Fifteen years later, he’s still in Afghanistan, holed up in a friend’s attic with a whiskey bottle and a piano for company. Mr. Allen is hoping to ride out the latest controversy surrounding his private security firm, which flared up when Afghan militiamen he was advising cut off the heads of four enemy fighters and put them on display.

The former Green Beret was helping mobilize the militia to target and kill commanders from the terrorist group Islamic State. At the time of the beheadings, in late 2015, a U.S. Special Forces team based in Nangarhar province was assisting Mr. Allen in his efforts. Islamic State had begun to lay roots there, sparking fears that Afghanistan would become another haven for the terrorist group like Syria, Iraq and Libya had.

After the ghastly display, Mr. Allen was told to drop his project. "You’re f---ing done," Mr. Allen said a U.S. Special Forces captain told him.
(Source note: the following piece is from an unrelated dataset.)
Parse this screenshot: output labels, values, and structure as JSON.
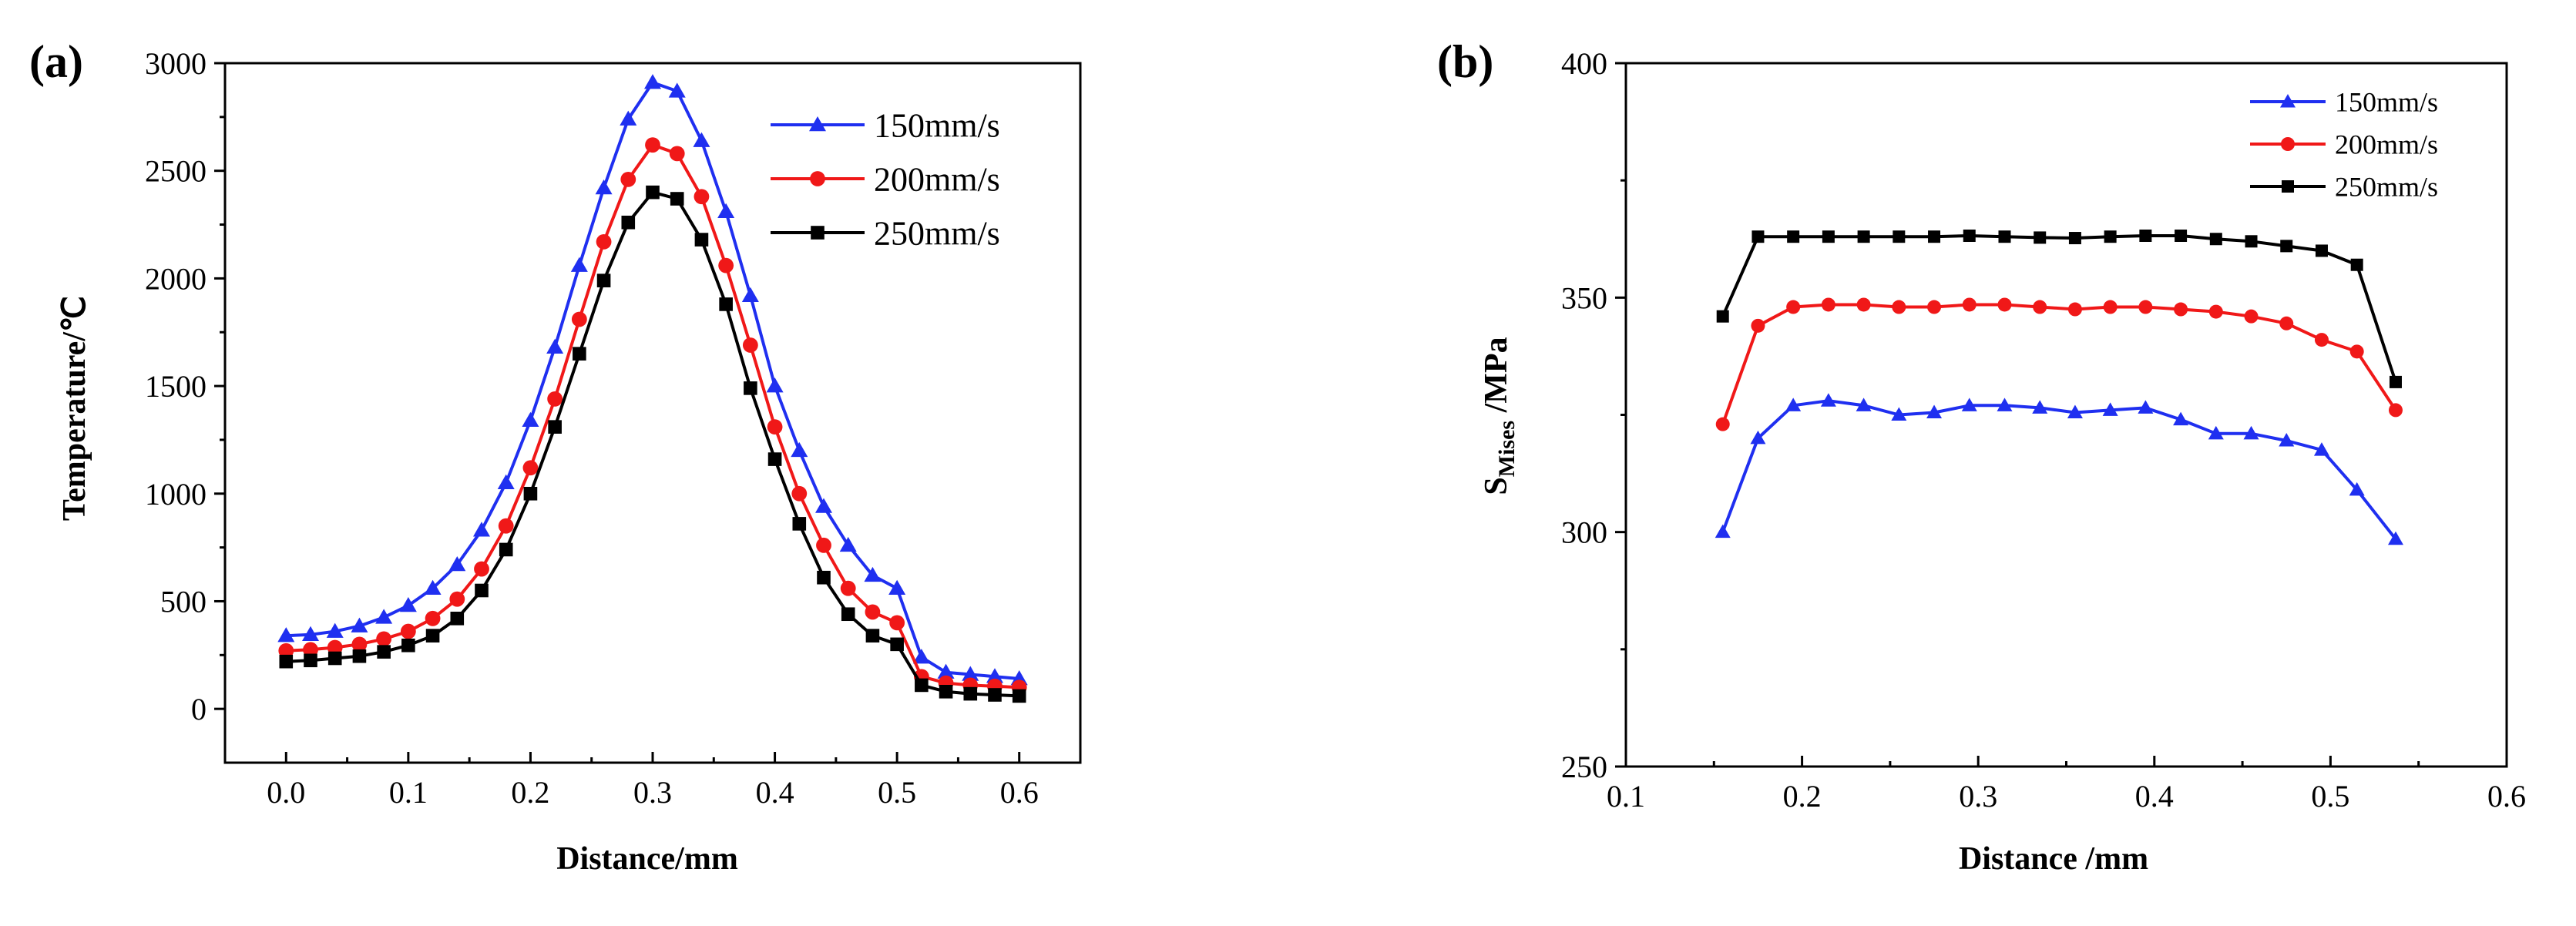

Afghanistan is full of U.S. veterans who served here in the early years of the war and returned to work as contractors, part of an industry worth billions of dollars. The U.S. Defense Department alone employs more than 9,000 U.S. contractors in Afghanistan to handle logistics, help train local forces and provide security.

Early on, there was little oversight over guns for hire before a series of scandals led then-President Hamid Karzai in 2010 to issue strict regulations that dramatically reduced the number of providers and scaled back their freedom to operate. The U.S. embassy and the command of North Atlantic Treaty Organization forces here say the Wild West days are gone for good. Mr. Allen’s misadventures in Nangarhar show that the slow withdrawal from America’s longest-running war sometimes leaves loose ends--including soldiers who have spent so long at war that they don’t know how to go home.

The vets are prized in some military circles for their institutional knowledge--a counterweight to the short tours of duty for troops and diplomats who rotate in and out and barely get to know the country. They are free of the many restrictions that bind the military and U.S. embassy. The danger, of course, is what happens if they go rogue.

If anyone could navigate Afghanistan’s complex conflict it was Mr. Allen. The son of a military pilot, Mr. Allen arrived in Afghanistan as a Green Beret after the Sept. 11 terror attacks to fight the Taliban. In 2002, a grenade blast left him so badly injured that he spent over 18 months in the Walter Reed National Military Medical Center in Bethesda, Md.

Doctors warned he might never walk again. But Mr. Allen recovered enough to return to Afghanistan to set up a private military company, Four Horsemen International, or FHI, which provided wartime services for clients ranging from the Afghan government to the Central Intelligence Agency.
Posted by:Besoeker

#1  Early on, there was little oversight over guns for hire before a series of scandals led then-President Hamid Karzai in 2010 to issue strict regulations that dramatically reduced the number of providers and scaled back their freedom to operate. The U.S. embassy and the command of North Atlantic Treaty Organization forces here say the Wild West days are gone for good.

Note that this coincided with territorial losses to the Taliban. Bush chose Karzai. Nuff said.